As all the organic beings, extinct and recent, which have ever lived, can be arranged within a few great classes; and as all within each class have, according to our theory, been connected together by fine gradations, the best, and, if our collections were nearly perfect, the only possible arrangement, would be genealogical; descent being the hidden bond of connexion which naturalists have been seeking under the term of the Natural System.

On this view we can understand how it is that, in the eyes of most naturalists, the structure of the embryo is even more important for classification than that of the adult.

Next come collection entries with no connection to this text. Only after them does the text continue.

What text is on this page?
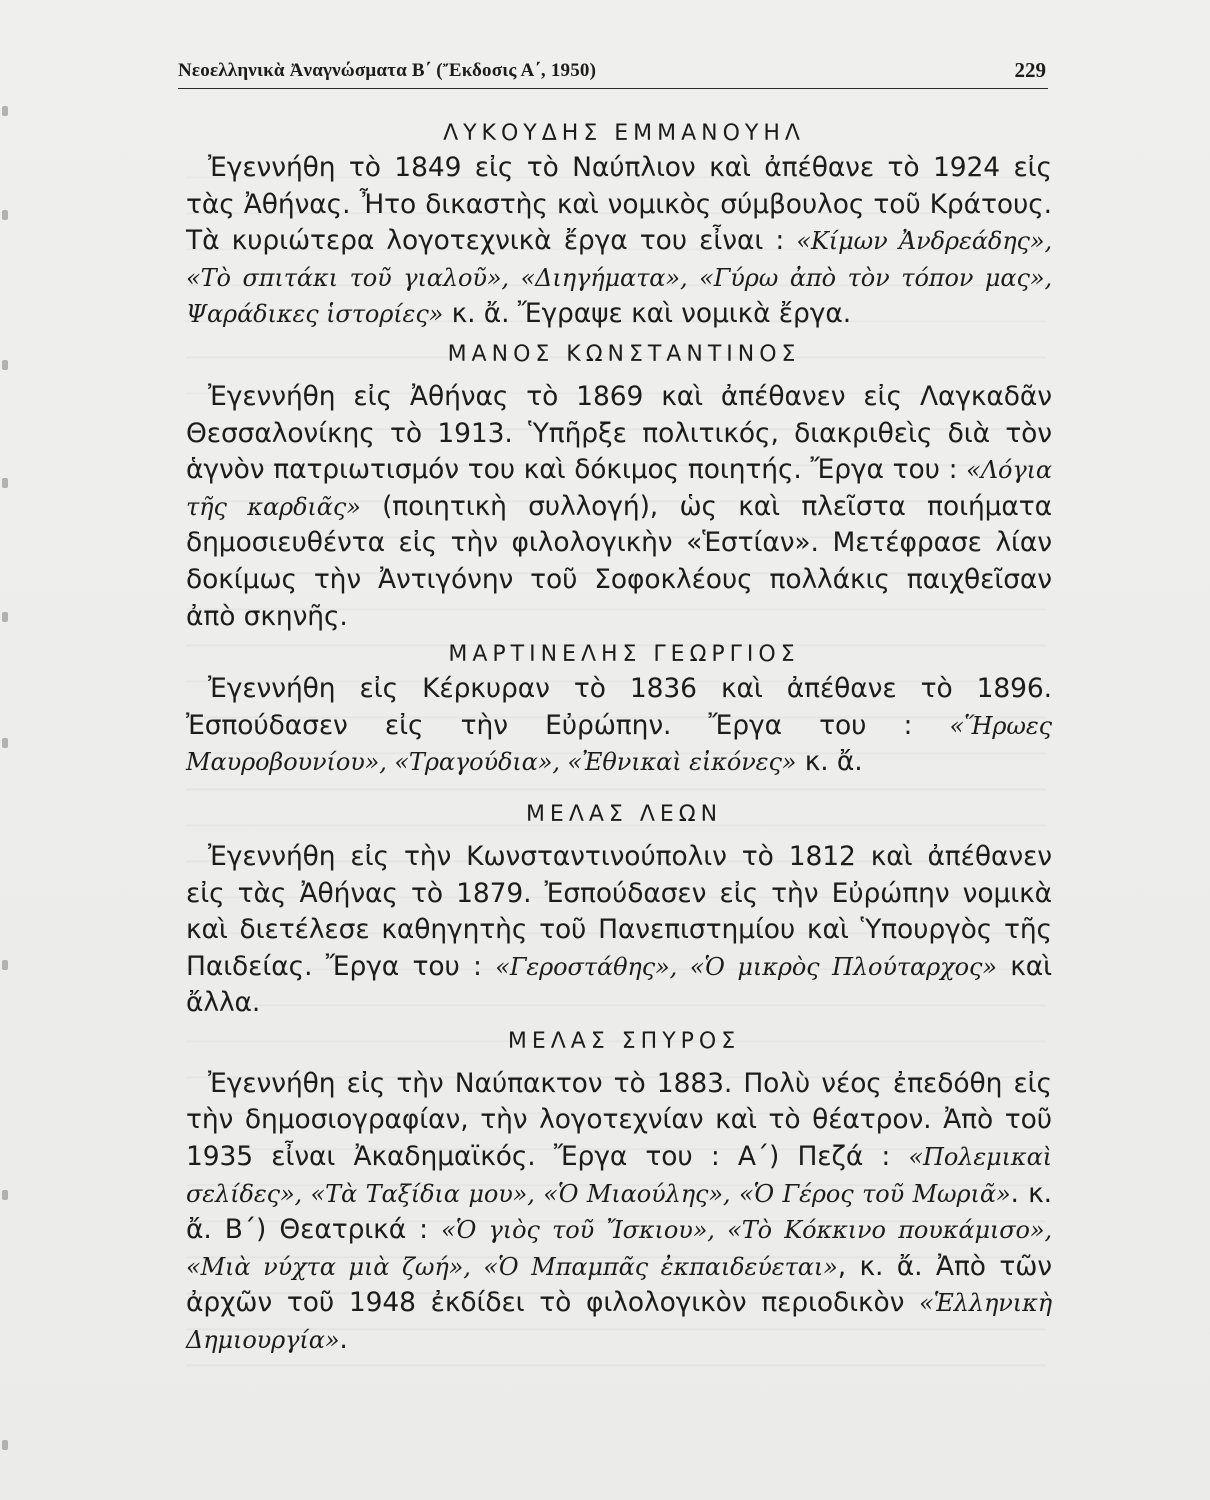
Νεοελληνικὰ Ἀναγνώσματα Β΄ (Ἔκδοσις Α΄, 1950)	229
ΛΥΚΟΥΔΗΣ ΕΜΜΑΝΟΥΗΛ

Ἐγεννήθη τὸ 1849 εἰς τὸ Ναύπλιον καὶ ἀπέθανε τὸ 1924 εἰς τὰς Ἀθήνας. Ἦτο δικαστὴς καὶ νομικὸς σύμβουλος τοῦ Κράτους. Τὰ κυριώτερα λογοτεχνικὰ ἔργα του εἶναι : «Κίμων Ἀνδρεάδης», «Τὸ σπιτάκι τοῦ γιαλοῦ», «Διηγήματα», «Γύρω ἀπὸ τὸν τόπον μας», Ψαράδικες ἱστορίες» κ. ἄ. Ἔγραψε καὶ νομικὰ ἔργα.

ΜΑΝΟΣ ΚΩΝΣΤΑΝΤΙΝΟΣ

Ἐγεννήθη εἰς Ἀθήνας τὸ 1869 καὶ ἀπέθανεν εἰς Λαγκαδᾶν Θεσσαλονίκης τὸ 1913. Ὑπῆρξε πολιτικός, διακριθεὶς διὰ τὸν ἁγνὸν πατριωτισμόν του καὶ δόκιμος ποιητής. Ἔργα του : «Λόγια τῆς καρδιᾶς» (ποιητικὴ συλλογή), ὡς καὶ πλεῖστα ποιήματα δημοσιευθέντα εἰς τὴν φιλολογικὴν «Ἑστίαν». Μετέφρασε λίαν δοκίμως τὴν Ἀντιγόνην τοῦ Σοφοκλέους πολλάκις παιχθεῖσαν ἀπὸ σκηνῆς.

ΜΑΡΤΙΝΕΛΗΣ ΓΕΩΡΓΙΟΣ

Ἐγεννήθη εἰς Κέρκυραν τὸ 1836 καὶ ἀπέθανε τὸ 1896. Ἐσπούδασεν εἰς τὴν Εὐρώπην. Ἔργα του : «Ἥρωες Μαυροβουνίου», «Τραγούδια», «Ἐθνικαὶ εἰκόνες» κ. ἄ.

ΜΕΛΑΣ ΛΕΩΝ

Ἐγεννήθη εἰς τὴν Κωνσταντινούπολιν τὸ 1812 καὶ ἀπέθανεν εἰς τὰς Ἀθήνας τὸ 1879. Ἐσπούδασεν εἰς τὴν Εὐρώπην νομικὰ καὶ διετέλεσε καθηγητὴς τοῦ Πανεπιστημίου καὶ Ὑπουργὸς τῆς Παιδείας. Ἔργα του : «Γεροστάθης», «Ὁ μικρὸς Πλούταρχος» καὶ ἄλλα.

ΜΕΛΑΣ ΣΠΥΡΟΣ

Ἐγεννήθη εἰς τὴν Ναύπακτον τὸ 1883. Πολὺ νέος ἐπεδόθη εἰς τὴν δημοσιογραφίαν, τὴν λογοτεχνίαν καὶ τὸ θέατρον. Ἀπὸ τοῦ 1935 εἶναι Ἀκαδημαϊκός. Ἔργα του : Α΄) Πεζά : «Πολεμικαὶ σελίδες», «Τὰ Ταξίδια μου», «Ὁ Μιαούλης», «Ὁ Γέρος τοῦ Μωριᾶ». κ. ἄ. Β΄) Θεατρικά : «Ὁ γιὸς τοῦ Ἴσκιου», «Τὸ Κόκκινο πουκάμισο», «Μιὰ νύχτα μιὰ ζωή», «Ὁ Μπαμπᾶς ἐκπαιδεύεται», κ. ἄ. Ἀπὸ τῶν ἀρχῶν τοῦ 1948 ἐκδίδει τὸ φιλολογικὸν περιοδικὸν «Ἑλληνικὴ Δημιουργία».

In two or more groups of animals, however much they may differ from each other in structure and habits in their adult condition, if they pass through closely similar embryonic stages, we may feel assured that they are all descended from one parent-form, and are therefore closely related.
Thus, community in embryonic structure reveals community of descent; but dissimilarity in embryonic development does not prove discommunity of descent, for in one of two groups the developmental stages may have been suppressed, or may have been so greatly modified through adaptation to new habits of life as to be no longer recognisable.

Even in groups, in which the adults have been modified to an extreme degree, community of origin is often revealed by the structure of the larvae; we have seen, for instance, that cirripedes, though externally so like shell-fish, are at once known by their larvae to belong to the great class of crustaceans.

As the embryo often shows us more or less plainly the structure of the less modified and ancient progenitor of the group, we can see why ancient and extinct forms so often resemble in their adult state the embryos of existing species of the same class.